Conditional expressions, expressions whose value is one of several alternatives, are added. A simple example is

value = ( a>0.0 ? a : 0.0)

which is a short way of writing

if (a>0.0) then
   value = a 
else 
   value = 0.0 
end if

I don’t know which compilers have added this feature.

1 Like

Nothing I know of guarantees short-circuiting other than that new syntax that I know of; but you can make an elemental function that does the if/else/endif and call that, or (as mentioned) use WHERE.
WHERE is tricky though (or at least I got surprised) in that you can end up operating on all the elements if not careful.

    where (A > 0.0)
       A = LOG (A)           ! LOG is invoked only for positive elements.
       A = A / SUM (LOG (A)) ! LOG is invoked for all elements
                             ! because SUM is transformational.
    elsewhere 
    endwhere
1 Like

All three expressions in merge are required to be evaluated before choosing which results to use.

F2023 conditional expressions are in the latest gfortran development trunk. They actually work quite well!

As far as using and timing elemental procedures, be sure your compiler supports and has inlining turned on.

1 Like

Didn’t double-check but I think it is up to the compiler and that it does not have to evaluate the expressions for all values regardless of the mask, it is just that it is also allowed to (?). I was using MERGE() early on with optional values as in VALUE=MERGE(A,B,PRESENT(A))
and got away with it on several compilers, then it blew up on one and pretty sure I found the standard said it was up to the compiler when I looked it up.

That is the way I now understand merge() to work too.

MERGE works like any other function and must evaluate all its arguments. I suppose if the third argument could be evaluated at compile time, and neither of the first two expressions contained function calls with side-effects, an optimizing compiler could simplify things. But generally speaking this is the need for conditional expressions.

I like using conditional expressions in other languages. They’ve been around since ALGOL-60, LISP, and APL. In fact John McCarthy wrote that he developed conditional expressions based on his experience with a (MERGE-like) function he wrote in early Fortran called XIF. He claimed XIF made his code a lot more readable than using arithmetic IFs. But apparently couldn’t convince the IBMers at the time to only evaluate one expression or the other based on the conditional. So he put it in LISP, and got the ALGOL-60 committee to also include them. It is well past time that Fortran should support them too.

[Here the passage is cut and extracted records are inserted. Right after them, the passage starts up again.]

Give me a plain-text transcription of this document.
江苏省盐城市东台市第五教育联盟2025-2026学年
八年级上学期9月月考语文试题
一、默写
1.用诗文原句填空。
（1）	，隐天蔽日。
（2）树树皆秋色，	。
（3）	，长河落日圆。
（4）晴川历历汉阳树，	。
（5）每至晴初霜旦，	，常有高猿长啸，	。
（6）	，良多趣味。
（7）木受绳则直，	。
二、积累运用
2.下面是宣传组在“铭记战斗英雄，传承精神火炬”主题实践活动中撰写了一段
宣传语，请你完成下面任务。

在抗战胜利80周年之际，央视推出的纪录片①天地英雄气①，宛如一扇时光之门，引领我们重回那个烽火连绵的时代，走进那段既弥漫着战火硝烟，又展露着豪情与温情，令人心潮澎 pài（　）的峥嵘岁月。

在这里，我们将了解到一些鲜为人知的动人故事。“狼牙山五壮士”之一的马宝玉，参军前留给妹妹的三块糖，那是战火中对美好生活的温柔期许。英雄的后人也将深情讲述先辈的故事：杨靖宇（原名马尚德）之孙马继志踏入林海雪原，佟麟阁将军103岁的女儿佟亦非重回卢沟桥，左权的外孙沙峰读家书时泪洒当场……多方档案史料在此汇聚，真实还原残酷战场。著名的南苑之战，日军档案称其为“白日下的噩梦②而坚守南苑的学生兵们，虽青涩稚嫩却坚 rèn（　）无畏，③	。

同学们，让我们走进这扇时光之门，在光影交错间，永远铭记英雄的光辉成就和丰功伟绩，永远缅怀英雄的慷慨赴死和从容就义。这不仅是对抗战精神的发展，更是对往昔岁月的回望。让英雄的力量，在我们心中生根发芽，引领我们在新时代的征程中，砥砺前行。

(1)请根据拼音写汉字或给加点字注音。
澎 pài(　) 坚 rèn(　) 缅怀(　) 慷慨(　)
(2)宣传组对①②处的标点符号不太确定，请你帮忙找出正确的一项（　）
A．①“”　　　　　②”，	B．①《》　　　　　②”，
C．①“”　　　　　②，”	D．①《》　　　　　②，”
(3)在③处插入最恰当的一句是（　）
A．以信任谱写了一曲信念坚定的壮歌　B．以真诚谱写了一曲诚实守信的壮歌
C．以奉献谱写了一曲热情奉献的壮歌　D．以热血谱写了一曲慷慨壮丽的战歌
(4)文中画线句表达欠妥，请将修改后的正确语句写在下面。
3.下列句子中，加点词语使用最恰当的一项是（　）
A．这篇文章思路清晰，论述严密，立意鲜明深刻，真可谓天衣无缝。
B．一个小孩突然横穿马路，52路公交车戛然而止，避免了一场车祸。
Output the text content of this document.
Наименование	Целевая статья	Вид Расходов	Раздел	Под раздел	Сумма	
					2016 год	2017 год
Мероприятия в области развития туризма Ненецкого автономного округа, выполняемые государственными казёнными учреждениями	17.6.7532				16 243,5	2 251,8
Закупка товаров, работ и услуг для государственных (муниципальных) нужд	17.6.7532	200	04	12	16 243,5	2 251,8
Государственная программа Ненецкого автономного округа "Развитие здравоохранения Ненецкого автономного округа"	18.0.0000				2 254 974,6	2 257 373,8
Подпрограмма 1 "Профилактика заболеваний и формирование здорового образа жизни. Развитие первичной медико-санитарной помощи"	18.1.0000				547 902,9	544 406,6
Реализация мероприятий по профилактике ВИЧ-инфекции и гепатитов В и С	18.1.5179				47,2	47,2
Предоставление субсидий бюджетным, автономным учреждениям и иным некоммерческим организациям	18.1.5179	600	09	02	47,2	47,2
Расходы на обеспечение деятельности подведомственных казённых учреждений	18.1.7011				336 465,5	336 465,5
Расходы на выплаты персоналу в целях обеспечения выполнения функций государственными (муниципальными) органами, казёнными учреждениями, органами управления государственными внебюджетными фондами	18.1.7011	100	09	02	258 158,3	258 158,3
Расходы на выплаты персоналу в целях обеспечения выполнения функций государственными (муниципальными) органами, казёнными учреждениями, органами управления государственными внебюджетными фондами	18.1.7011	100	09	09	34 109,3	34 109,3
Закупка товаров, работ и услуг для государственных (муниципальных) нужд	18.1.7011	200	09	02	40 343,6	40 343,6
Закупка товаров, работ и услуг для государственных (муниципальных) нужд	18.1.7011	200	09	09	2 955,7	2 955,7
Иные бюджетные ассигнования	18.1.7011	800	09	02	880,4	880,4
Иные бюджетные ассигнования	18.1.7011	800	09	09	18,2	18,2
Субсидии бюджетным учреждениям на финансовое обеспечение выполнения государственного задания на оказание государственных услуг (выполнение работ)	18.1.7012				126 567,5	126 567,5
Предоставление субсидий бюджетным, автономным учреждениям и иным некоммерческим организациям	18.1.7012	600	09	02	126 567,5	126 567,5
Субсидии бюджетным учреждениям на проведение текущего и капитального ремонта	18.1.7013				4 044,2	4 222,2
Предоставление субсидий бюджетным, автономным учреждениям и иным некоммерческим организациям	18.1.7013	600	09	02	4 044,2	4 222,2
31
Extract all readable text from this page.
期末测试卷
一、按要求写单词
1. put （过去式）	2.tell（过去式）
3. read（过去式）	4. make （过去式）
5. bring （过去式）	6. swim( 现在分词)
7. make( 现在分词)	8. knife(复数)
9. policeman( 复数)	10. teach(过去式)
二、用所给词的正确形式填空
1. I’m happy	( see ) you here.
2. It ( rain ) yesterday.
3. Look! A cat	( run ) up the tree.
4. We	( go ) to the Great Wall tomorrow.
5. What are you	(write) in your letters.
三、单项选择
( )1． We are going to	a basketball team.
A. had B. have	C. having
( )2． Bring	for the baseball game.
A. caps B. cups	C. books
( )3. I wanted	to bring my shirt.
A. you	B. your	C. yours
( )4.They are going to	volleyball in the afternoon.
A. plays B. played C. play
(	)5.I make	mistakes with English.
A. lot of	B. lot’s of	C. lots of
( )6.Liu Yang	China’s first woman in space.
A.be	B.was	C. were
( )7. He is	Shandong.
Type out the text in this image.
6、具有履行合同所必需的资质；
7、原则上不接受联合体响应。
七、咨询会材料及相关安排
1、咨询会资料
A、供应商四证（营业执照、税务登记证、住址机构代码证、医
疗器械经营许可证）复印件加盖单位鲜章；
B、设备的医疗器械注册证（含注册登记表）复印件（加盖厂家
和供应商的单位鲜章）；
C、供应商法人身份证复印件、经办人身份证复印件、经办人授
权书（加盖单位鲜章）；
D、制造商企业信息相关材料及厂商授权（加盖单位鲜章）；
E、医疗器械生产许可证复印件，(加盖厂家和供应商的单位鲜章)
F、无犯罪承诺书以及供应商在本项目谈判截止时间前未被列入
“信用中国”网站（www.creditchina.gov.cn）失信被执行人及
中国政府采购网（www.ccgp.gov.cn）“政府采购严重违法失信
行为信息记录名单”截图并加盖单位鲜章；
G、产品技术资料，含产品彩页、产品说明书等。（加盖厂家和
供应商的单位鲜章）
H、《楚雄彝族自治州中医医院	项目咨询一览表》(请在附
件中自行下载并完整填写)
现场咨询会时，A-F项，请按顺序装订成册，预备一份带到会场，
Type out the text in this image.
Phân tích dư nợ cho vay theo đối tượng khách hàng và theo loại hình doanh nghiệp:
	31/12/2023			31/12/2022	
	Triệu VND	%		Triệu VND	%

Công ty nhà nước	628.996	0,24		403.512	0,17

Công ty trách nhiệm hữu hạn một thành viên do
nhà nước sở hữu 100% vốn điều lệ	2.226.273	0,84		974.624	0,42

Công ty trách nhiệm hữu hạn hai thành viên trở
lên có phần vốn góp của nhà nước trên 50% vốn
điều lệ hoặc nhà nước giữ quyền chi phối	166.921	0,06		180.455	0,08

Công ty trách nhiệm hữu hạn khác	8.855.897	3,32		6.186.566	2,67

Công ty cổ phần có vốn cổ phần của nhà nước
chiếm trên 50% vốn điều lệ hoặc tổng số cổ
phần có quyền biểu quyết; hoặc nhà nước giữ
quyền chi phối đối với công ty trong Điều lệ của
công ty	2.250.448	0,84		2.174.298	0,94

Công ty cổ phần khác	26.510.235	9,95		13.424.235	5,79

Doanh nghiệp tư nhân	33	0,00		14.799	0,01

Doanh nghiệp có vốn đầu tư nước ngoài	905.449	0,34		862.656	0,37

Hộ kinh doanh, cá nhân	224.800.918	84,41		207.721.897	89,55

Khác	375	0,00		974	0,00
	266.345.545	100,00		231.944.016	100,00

Please be careful @aledinola of your results as you have typos in time monitoring: you queried cpu_time(start_2) instead of cpu_time(end_2) for both loops 2 and 3 in your example. With these fixed, the elemental version is much faster on my machine. Unfortunately Fortran’s N-D array syntax is not good enough for these symmetric matrix cases (spread would lead to huge slowdowns). Here is what I get witht he time fix on a Mac M1 with my version, and -O3:

 Maximum difference between scalar and vectorized evaluations:    0.0000000000000000     
 Maximum difference between scalar and elemental evaluations:    0.0000000000000000     
 Time taken for scalar evaluations:    5.9456000000000002E-002
 Time taken for vectorized evaluations:    4.2580000000000007E-002
 Time taken for elemental evaluations:    3.9827000000000001E-002

My combustion engineering practice would suggest:

  • keep as much physics as possible inside the elemental function (everything is passed purely by reference)
  • If you’re going to optimize this, try to make it at least C0 (no hard step near 0), perhaps you can save more from the better convergence of the optimizer rather than by optimizing the function evaluation.
    elemental pure function f2d(a,aprime,w,z) result(F)
    ! Elemental version with all physics embedded
        implicit none
        real(8), intent(in) :: a,aprime,w,z
        real(8) :: F
        real(8) :: consumption, cash
        real(8), parameter :: MIN_CONSUMPTION = 10*tiny(0.0_8)
        
        cash = (1.0d0+a) + w*z        
        consumption = max(cash - aprime, MIN_CONSUMPTION)
        F = log(consumption)

    end function f2d
1 Like